I guess these permissions are not necessary for Google Life Sciences. The samples are stored in a user payed bucket of a third party and I wont be able to obtain the adequate permissions.

I hope someone can help me out finding a solution here.
Thanks in advance.
Miguel

Here I attach my nextflow.config that I have used:

// Process parameters
process {
    errorStrategy = { task.exitStatus in [14] ? 'retry' : 'ignore' }
    maxRetries = 5
    withName: preprocess {
        executor = 'google-batch'
        container = 'atlas-filter:latest'
        machineType = 'n1-highcpu-8'
        maxForks = 15
        disk = { 375.GB }
    }
    withName: pathseq {
        executor = 'google-batch'
        container = 'gatk4'
        machineType = 'n1-highmem-16'
        maxForks = 40
    }
    withName: kraken2 {
        executor = 'google-batch'
        container = 'kraken2'
        machineType = 'n1-highmem-16'
        maxForks = 30
    }
}
// Specify Google Lifescience processes
google {
    project = 'project'
    location = 'europe-west4'
    enableRequesterPaysBuckets = true
    batch.bootDiskSize = 50.GB
    batch.serviceAccountEmail = 'miparrama@project.iam.gserviceaccount.com'
    batch.spot = false
}

fusion.enabled = true
wave.enabled = true

// Capture report with NF-Tower
tower {
    accessToken = 'token'
    enabled = true
}

The google project has to be specified when the bucket is requester pays. Looks like you are doing this. There was a bug with this feature that was fixed in 24.04, so as long as you’re using 24.04 or newer it should work.

Hi Ben,
Sorry, I forgot to mention that I have also tried with v.24.04 and v.25.01.0-edge and I am still getting the same issue.
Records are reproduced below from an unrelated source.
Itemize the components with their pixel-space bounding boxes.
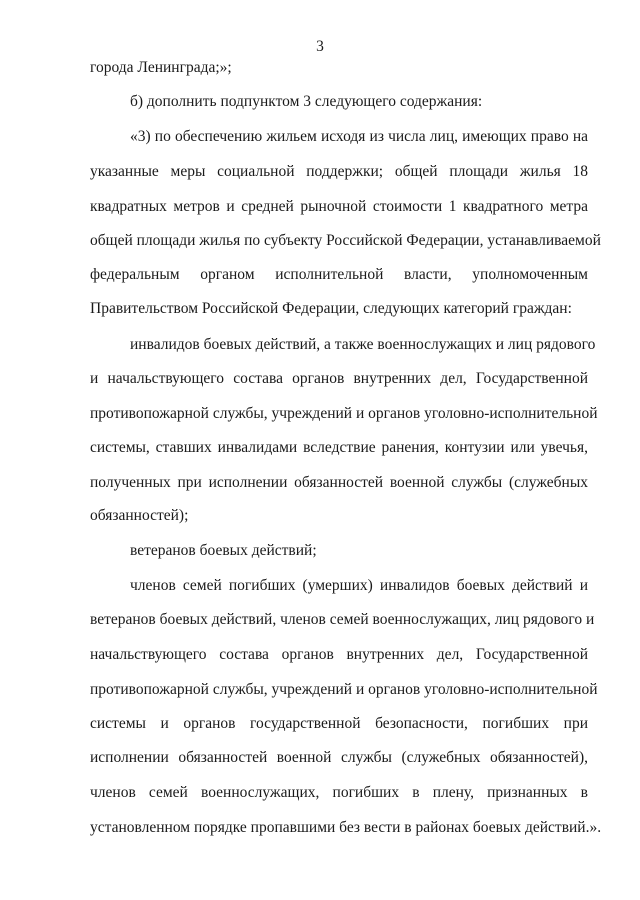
- text-line: полученных при исполнении обязанностей военной службы (служебных: [90, 474, 588, 491]
- text-line: Правительством Российской Федерации, следующих категорий граждан:: [90, 300, 572, 317]
- text-line: начальствующего состава органов внутренних дел, Государственной: [90, 646, 588, 663]
- text-line: ветеранов боевых действий, членов семей военнослужащих, лиц рядового и: [90, 611, 595, 628]
- text-line: указанные меры социальной поддержки; общей площади жилья 18: [90, 163, 588, 180]
- text-line: противопожарной службы, учреждений и органов уголовно-исполнительной: [90, 681, 598, 698]
- text-line: противопожарной службы, учреждений и органов уголовно-исполнительной: [90, 405, 598, 422]
- text-line: инвалидов боевых действий, а также военнослужащих и лиц рядового: [130, 336, 596, 353]
- text-line: системы, ставших инвалидами вследствие ранения, контузии или увечья,: [90, 439, 588, 456]
- text-line: квадратных метров и средней рыночной стоимости 1 квадратного метра: [90, 198, 588, 215]
- text-line: города Ленинграда;»;: [90, 59, 232, 76]
- text-line: б) дополнить подпунктом 3 следующего содержания:: [130, 93, 483, 110]
- text-line: членов семей военнослужащих, погибших в плену, признанных в: [90, 784, 588, 801]
- text-line: установленном порядке пропавшими без вести в районах боевых действий.».: [90, 819, 602, 836]
- text-line: «3) по обеспечению жильем исходя из числа лиц, имеющих право на: [130, 128, 588, 145]
- text-line: членов семей погибших (умерших) инвалидов боевых действий и: [130, 577, 588, 594]
- text-line: федеральным органом исполнительной власти, уполномоченным: [90, 266, 588, 283]
- text-line: системы и органов государственной безопасности, погибших при: [90, 715, 588, 732]
- page-number: 3: [316, 38, 324, 55]
- text-line: обязанностей);: [90, 507, 189, 524]
- text-line: ветеранов боевых действий;: [130, 542, 317, 559]
- text-line: общей площади жилья по субъекту Российской Федерации, устанавливаемой: [90, 232, 601, 249]
- text-line: исполнении обязанностей военной службы (служебных обязанностей),: [90, 749, 588, 766]
- text-line: и начальствующего состава органов внутренних дел, Государственной: [90, 370, 588, 387]
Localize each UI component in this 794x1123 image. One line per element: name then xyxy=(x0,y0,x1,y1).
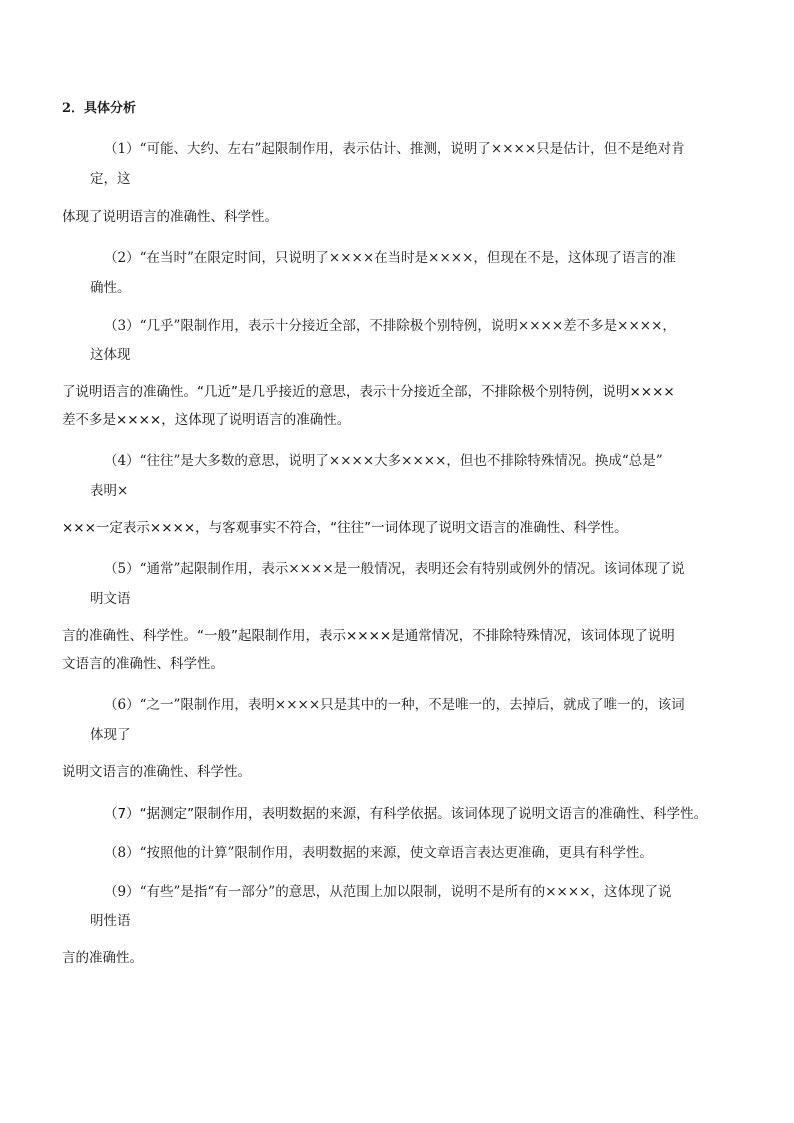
item-5-line-3: 言的准确性、科学性。“一般”起限制作用，表示××××是通常情况，不排除特殊情况，该词体现了说明 xyxy=(62,628,675,644)
item-7-line-1: （7）“据测定”限制作用，表明数据的来源，有科学依据。该词体现了说明文语言的准确性、科学性。 xyxy=(104,806,708,822)
item-4-line-2: 表明× xyxy=(90,483,129,499)
item-6-line-2: 体现了 xyxy=(90,727,131,743)
section-heading: 2．具体分析 xyxy=(62,101,137,116)
item-8-line-1: （8）“按照他的计算”限制作用，表明数据的来源，使文章语言表达更准确，更具有科学性。 xyxy=(104,845,653,861)
item-9-line-1: （9）“有些”是指“有一部分”的意思，从范围上加以限制，说明不是所有的××××，这体现了说 xyxy=(104,884,672,900)
item-1-line-1: （1）“可能、大约、左右”起限制作用，表示估计、推测，说明了××××只是估计，但不是绝对肯 xyxy=(104,141,685,157)
item-3-line-3: 了说明语言的准确性。“几近”是几乎接近的意思，表示十分接近全部，不排除极个别特例，说明×××× xyxy=(62,384,675,400)
item-1-line-3: 体现了说明语言的准确性、科学性。 xyxy=(62,209,278,225)
item-5-line-2: 明文语 xyxy=(90,591,131,607)
item-4-line-3: ×××一定表示××××，与客观事实不符合，“往往”一词体现了说明文语言的准确性、科学性。 xyxy=(62,520,628,536)
item-3-line-4: 差不多是××××，这体现了说明语言的准确性。 xyxy=(62,412,351,428)
item-6-line-3: 说明文语言的准确性、科学性。 xyxy=(62,764,251,780)
item-2-line-1: （2）“在当时”在限定时间，只说明了××××在当时是××××，但现在不是，这体现了语言的准 xyxy=(104,250,676,266)
item-3-line-2: 这体现 xyxy=(90,347,131,363)
item-3-line-1: （3）“几乎”限制作用，表示十分接近全部，不排除极个别特例，说明××××差不多是××××， xyxy=(104,318,676,334)
item-1-line-2: 定，这 xyxy=(90,171,131,187)
item-6-line-1: （6）“之一”限制作用，表明××××只是其中的一种，不是唯一的，去掉后，就成了唯一的，该词 xyxy=(104,697,685,713)
item-5-line-4: 文语言的准确性、科学性。 xyxy=(62,656,224,672)
item-4-line-1: （4）“往往”是大多数的意思，说明了××××大多××××，但也不排除特殊情况。换成“总是” xyxy=(104,453,663,469)
item-2-line-2: 确性。 xyxy=(90,280,131,296)
item-5-line-1: （5）“通常”起限制作用，表示××××是一般情况，表明还会有特别或例外的情况。该词体现了说 xyxy=(104,561,685,577)
item-9-line-2: 明性语 xyxy=(90,913,131,929)
item-9-line-3: 言的准确性。 xyxy=(62,950,143,966)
 N E X T F L O W   ~  version 25.01.0-edge

Launching `microbe-atlas.nf/main.nf` [grave_kirch] DSL2 - revision: 5350b0a789

Monitor the execution with Seqera Platform using this URL: https://cloud.seqera.io/user/miparrama/watch/56KiwU7S6PiNQQ
executor >  google-batch (2)
[0b/d98d84] process > preprocess (2) [100%] 2 of 2, failed: 2 ✔
[-        ] process > pathseq        -
[-        ] process > kraken2        -
[de/8cd1ba] NOTE: Process `preprocess (1)` terminated for an unknown reason -- Likely it has been terminated by the external system -- Error is ignored
[0b/d98d84] NOTE: Process `preprocess (2)` terminated for an unknown reason -- Likely it has been terminated by the external system -- Error is ignored
Completed at: 11-Mar-2025 09:56:29
Duration    : 2m 6s
CPU hours   : (a few seconds)
Succeeded   : 0
Ignored     : 2
Failed      : 2

Hi Ben,
Do you have any update about this type of problem, or do you know how could I debug it?. I have tried with different Nextflow versions and I still get the same problem.
I could work around it using the Cloud Life Sciences executor (which will be deprecated quite soon). Or by copying the files manually (which would increase the costs).